Origins and Livelihoods of Settlers

Studies have shown that early settlers of Hong Kong Island came from several origins. The very first settlers arrived in the Southern Song dynasty. They were followers of Emperor who sailed down south in refuge. After losing the battle they stayed behind and led a reclusive lives as fishermen. The second flow of migrants arrived at the turn of the Ming and Qing dynasties. They were Puntis from coastal counties who were fleeing from roving bandits and the Manchurians. These settlers spoke Cantonese and farmed the land. The third flow of migrants came to Hong Kong Island in the 8th Year of the Kangxi reign in the early Qing dynasty.

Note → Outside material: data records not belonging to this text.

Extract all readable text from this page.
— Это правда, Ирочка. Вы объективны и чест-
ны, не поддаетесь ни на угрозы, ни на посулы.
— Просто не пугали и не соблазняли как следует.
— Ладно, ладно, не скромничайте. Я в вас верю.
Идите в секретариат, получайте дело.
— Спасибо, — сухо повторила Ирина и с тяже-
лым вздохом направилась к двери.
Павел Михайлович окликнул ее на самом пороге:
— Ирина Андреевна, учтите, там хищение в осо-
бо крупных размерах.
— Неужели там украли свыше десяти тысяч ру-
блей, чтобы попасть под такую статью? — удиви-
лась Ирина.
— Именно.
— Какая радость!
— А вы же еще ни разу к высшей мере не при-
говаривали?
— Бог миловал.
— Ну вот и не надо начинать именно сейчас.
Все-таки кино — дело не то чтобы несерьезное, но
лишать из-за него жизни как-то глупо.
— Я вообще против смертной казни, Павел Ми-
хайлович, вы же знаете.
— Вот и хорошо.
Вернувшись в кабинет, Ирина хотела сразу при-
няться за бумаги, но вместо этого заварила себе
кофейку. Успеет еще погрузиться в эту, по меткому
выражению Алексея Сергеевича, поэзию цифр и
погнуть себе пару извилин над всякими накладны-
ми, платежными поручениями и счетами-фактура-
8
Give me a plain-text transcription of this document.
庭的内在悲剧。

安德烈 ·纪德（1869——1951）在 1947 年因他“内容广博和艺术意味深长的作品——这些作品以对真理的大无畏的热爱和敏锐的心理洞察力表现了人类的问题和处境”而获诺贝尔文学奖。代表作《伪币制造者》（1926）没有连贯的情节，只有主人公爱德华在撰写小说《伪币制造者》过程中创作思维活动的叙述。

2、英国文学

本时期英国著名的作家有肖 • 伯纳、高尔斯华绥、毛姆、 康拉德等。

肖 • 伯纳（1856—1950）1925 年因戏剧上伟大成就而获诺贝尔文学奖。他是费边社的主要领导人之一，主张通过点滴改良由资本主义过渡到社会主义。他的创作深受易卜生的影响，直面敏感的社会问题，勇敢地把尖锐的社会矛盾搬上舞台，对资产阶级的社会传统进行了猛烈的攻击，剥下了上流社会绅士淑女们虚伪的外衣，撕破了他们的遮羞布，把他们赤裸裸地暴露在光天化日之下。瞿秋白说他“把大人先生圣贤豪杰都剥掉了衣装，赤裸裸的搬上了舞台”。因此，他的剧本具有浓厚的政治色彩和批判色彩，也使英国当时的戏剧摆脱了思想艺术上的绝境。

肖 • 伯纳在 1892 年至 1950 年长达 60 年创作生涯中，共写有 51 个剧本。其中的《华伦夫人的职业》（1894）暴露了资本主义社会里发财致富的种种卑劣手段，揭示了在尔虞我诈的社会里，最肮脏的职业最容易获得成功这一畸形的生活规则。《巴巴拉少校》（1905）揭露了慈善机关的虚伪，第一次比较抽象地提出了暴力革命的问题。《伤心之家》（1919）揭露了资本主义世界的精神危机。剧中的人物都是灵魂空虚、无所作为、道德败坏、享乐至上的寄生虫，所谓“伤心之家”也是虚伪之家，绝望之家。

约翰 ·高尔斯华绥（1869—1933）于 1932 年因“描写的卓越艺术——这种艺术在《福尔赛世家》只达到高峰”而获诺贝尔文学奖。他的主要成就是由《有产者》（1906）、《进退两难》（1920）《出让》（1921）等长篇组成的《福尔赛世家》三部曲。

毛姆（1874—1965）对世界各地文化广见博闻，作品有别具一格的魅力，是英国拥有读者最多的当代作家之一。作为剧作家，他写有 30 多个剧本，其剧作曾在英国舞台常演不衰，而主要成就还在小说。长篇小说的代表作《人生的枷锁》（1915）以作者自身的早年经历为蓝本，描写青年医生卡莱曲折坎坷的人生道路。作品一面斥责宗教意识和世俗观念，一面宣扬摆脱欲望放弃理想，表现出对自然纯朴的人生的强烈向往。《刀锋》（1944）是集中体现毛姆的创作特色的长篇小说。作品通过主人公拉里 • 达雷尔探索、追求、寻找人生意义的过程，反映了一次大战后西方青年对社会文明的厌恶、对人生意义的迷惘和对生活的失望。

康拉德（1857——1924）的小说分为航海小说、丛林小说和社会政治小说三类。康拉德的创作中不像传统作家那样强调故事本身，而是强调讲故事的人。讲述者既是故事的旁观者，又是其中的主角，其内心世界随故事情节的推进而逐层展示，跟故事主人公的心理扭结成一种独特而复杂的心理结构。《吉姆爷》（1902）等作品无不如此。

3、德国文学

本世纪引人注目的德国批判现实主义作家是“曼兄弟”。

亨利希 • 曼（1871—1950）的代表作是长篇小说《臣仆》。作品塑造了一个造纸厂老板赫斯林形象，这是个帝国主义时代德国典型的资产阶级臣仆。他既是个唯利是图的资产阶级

They were encouraged by the Guangdong administration to migrate here from Fujian, Jiangxi and North Guangdong during the reinstatement of coastal border. They were mostly Hakka people speaking the Hakka dialect. Fishing was their livelihood.
Development in Early Colonial Days

Before Hong Kong became a city and port, Stanley had the largest population and the relatively strong local economy. Many foreign merchants and seamen came ashore here. Guided by the local Tankas they explored the whole island, travelling along the southern shore to Deepwater bay, Repulse Bay, Hong Kong Wai (Old Wong Chuk Hang Wai) and Pokfulam where they climbed the uplands to reach the northern part of Hong Kong Island known as Central today. In the early years of the city, the British earmarked Stanley and Hong Kong Village as development bases initially. However, the scarcity of land and threats from coastal pirates discouraged them. More importantly, freshwater from wells was often polluted and epidemics were common. Many British military officers and merchants died as a result. The British decided to base their development along the northern coast. Many pirates had their strongholds in Aberdeen and Stanley. They robbed merchant ships sailing past and often caused loss of lives and properties. The pirate problem made voyaging merchants terror-stricken and troubled the Hong Kong Government. Eventually the authority took resolute action and rooted them out. In 1894, a navy unit was sent by the government to suppress two major groups of pirates led by Tsui Ah Bo and Shup Ng Tsai respectively. Since then the southern coast was relatively peaceful.
The Japanese Occupation

Hong Kong was occupied by Japanese troops for three years and eight months between 1941 and 1945. During this period many churches, monasteries and schools were appropriated and western priests and teachers were imprisoned in Stanley. Large schools in the Southern District, such as St. Stephen’s College and Aberdeen Technical School, had to suspend classes and many teachers were killed. School facilities were badly damaged.